Jimmy quant à lui se fait déchiqueter par les pâles infernales de l’hydroglisseur de malheur, trépas que surcadre le pare-brise de la voiture volée, atrocité que supporte encore le rescapé courroucé. Un ultime travelling immortalise un portrait de famille, photo du trio péri presto. Storm Warning s’inscrit ainsi au sein pas si malsain d’une imagerie domestique pourvue d’une patine marxiste, dialogue à distance avec d’autres paraboles sur la réversibilité virale et volontaire de la violence : Les Chiens de paille (Peckinpah, 1971), La Dernière Maison sur la gauche (Craven, 1972), Le Dernier Train de la nuit (Lado, 1975). Même s’il possède une dimension féministe, solutionne de façon brutale les « violences faites aux femmes », même si le conducteur transparent devient passager impuissant, symbolique glissement voire déclassement, il ne s’agit ici d’illustrer une doloriste idéologie, de manier le manichéisme, les monstres toujours dotés d’une part d’humanité, la monstruosité de part et d’autre partagée, plutôt, sans cynisme, sans psychologisme, de rappeler que « l’on ne prête qu’aux riches », qu’une poupée gonflable peut paraître pathétique, que le couple d’entourloupe se révèle en définitive héroïque et problématique. Ce survival ironique doit une partie de sa réussite à son script, à son rythme, à sa direction artistique et photographique, annonce à sa modeste mesure le huis clos sinistre et rigolo de Killer Joe (Friedkin, 2011), adopté d’une pièce de Tracy Letts par lui-même, le pilon de poulet remplacé par du kangourou cuisiné. Pia déclare ne pas être une « guerrière », le métrage délesté de racolage (dé)montre le contraire. Bien entourée, bien maltraitée, par des partenaires locaux a priori peu patibulaires hors plateau, Nadia Farès y règne en détresse, y sévit avec sauvagerie, « Boucle d’or » brune en robe noire et pieds nus, touriste réactive adepte de la justice dite expéditive.

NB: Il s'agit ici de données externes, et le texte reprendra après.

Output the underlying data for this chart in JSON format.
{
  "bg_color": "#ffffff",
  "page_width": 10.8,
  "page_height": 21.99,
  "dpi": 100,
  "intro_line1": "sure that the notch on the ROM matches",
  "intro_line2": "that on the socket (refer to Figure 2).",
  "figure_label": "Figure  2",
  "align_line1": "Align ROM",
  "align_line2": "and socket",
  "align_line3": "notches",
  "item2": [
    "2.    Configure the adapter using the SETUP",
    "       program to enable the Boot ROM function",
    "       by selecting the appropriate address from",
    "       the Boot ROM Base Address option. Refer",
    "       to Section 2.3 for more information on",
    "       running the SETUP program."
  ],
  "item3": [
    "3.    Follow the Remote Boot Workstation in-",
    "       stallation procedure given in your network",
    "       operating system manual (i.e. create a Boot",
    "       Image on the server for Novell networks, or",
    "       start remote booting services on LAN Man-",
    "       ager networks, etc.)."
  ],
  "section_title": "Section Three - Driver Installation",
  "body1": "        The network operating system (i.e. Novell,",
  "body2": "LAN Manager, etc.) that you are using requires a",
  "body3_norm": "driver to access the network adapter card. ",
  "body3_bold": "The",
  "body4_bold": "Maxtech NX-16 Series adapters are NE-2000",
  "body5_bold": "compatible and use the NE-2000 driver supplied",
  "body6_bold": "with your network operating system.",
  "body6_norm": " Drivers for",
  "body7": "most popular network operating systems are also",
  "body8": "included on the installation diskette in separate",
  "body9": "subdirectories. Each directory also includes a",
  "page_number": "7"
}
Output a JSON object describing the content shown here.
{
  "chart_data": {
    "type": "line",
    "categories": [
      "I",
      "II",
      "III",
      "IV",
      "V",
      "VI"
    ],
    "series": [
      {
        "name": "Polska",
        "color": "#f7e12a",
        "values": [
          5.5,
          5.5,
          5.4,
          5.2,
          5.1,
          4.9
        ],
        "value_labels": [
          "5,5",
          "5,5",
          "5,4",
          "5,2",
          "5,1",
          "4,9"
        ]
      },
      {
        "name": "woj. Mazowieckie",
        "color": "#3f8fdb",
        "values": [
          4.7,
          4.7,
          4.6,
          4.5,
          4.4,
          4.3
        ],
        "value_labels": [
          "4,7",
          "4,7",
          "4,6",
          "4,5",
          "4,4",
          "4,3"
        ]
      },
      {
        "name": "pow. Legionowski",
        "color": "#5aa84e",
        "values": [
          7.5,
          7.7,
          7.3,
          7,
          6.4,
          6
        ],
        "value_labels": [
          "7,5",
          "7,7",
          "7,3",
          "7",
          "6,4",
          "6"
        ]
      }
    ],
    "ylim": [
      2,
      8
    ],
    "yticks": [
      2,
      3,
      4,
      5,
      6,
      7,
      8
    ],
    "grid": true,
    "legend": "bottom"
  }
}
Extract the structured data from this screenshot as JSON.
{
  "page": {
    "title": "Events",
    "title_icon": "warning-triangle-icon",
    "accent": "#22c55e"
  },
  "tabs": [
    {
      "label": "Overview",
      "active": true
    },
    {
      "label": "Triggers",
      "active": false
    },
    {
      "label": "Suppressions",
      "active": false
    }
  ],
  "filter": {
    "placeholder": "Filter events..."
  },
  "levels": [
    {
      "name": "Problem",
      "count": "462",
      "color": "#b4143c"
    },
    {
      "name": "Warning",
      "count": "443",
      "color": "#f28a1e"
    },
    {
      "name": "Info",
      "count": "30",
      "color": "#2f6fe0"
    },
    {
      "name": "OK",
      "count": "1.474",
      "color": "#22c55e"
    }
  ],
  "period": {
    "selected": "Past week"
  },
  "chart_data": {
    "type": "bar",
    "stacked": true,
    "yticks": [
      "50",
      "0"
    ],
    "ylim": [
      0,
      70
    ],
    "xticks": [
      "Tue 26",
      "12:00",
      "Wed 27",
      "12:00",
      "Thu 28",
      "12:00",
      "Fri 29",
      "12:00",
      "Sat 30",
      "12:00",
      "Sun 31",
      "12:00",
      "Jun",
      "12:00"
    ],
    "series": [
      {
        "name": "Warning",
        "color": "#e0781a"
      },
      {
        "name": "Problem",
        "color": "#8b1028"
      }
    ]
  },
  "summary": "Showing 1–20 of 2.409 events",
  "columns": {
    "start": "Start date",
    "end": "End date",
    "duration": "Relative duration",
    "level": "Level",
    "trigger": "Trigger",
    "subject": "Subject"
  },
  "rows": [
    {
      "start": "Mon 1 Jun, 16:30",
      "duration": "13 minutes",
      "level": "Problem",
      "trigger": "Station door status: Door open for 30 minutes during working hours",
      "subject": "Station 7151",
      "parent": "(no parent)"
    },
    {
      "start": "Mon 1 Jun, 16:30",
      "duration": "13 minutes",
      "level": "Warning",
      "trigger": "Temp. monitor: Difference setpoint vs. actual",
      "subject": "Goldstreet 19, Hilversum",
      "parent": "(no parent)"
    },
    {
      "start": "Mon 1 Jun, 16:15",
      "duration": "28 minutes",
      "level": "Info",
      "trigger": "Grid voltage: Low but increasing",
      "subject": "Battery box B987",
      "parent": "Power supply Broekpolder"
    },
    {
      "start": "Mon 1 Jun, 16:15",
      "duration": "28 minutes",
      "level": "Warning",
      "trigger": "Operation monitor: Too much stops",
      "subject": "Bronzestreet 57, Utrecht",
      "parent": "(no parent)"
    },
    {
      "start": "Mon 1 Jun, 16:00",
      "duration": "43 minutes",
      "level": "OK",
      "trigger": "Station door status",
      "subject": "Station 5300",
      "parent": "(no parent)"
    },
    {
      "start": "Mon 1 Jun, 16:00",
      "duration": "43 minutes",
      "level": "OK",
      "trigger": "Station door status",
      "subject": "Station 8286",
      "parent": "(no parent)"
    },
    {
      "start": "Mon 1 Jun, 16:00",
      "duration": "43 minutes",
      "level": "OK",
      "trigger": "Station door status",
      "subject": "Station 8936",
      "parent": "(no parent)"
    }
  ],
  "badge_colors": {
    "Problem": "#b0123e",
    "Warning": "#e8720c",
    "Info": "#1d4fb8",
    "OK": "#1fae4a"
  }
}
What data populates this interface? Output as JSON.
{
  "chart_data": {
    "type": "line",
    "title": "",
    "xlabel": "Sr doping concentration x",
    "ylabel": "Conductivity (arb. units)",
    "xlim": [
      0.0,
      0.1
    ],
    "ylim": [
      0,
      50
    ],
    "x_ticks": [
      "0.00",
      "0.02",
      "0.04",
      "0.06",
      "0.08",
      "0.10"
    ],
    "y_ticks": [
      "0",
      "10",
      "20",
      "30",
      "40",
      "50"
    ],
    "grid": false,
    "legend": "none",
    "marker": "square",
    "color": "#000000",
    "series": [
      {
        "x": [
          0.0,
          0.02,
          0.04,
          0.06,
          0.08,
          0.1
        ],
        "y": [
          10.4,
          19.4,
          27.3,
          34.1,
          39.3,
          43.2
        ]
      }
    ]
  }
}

Elle « assure sa sécurité », assure tout court, apporte de l’empathie à un personnage presque démuni de sympathie. Comme la reconnaissance officielle, celle des César ou des Oscars, ne s’abaisse bien sûr à célébrer ce type de films, que ces quelques lignes laudatives donnent au lecteur et à la lectrice le désir de (re)découvrir en ligne le sous-estimé Storm Warning et d’y apprécier son talent et sa beauté.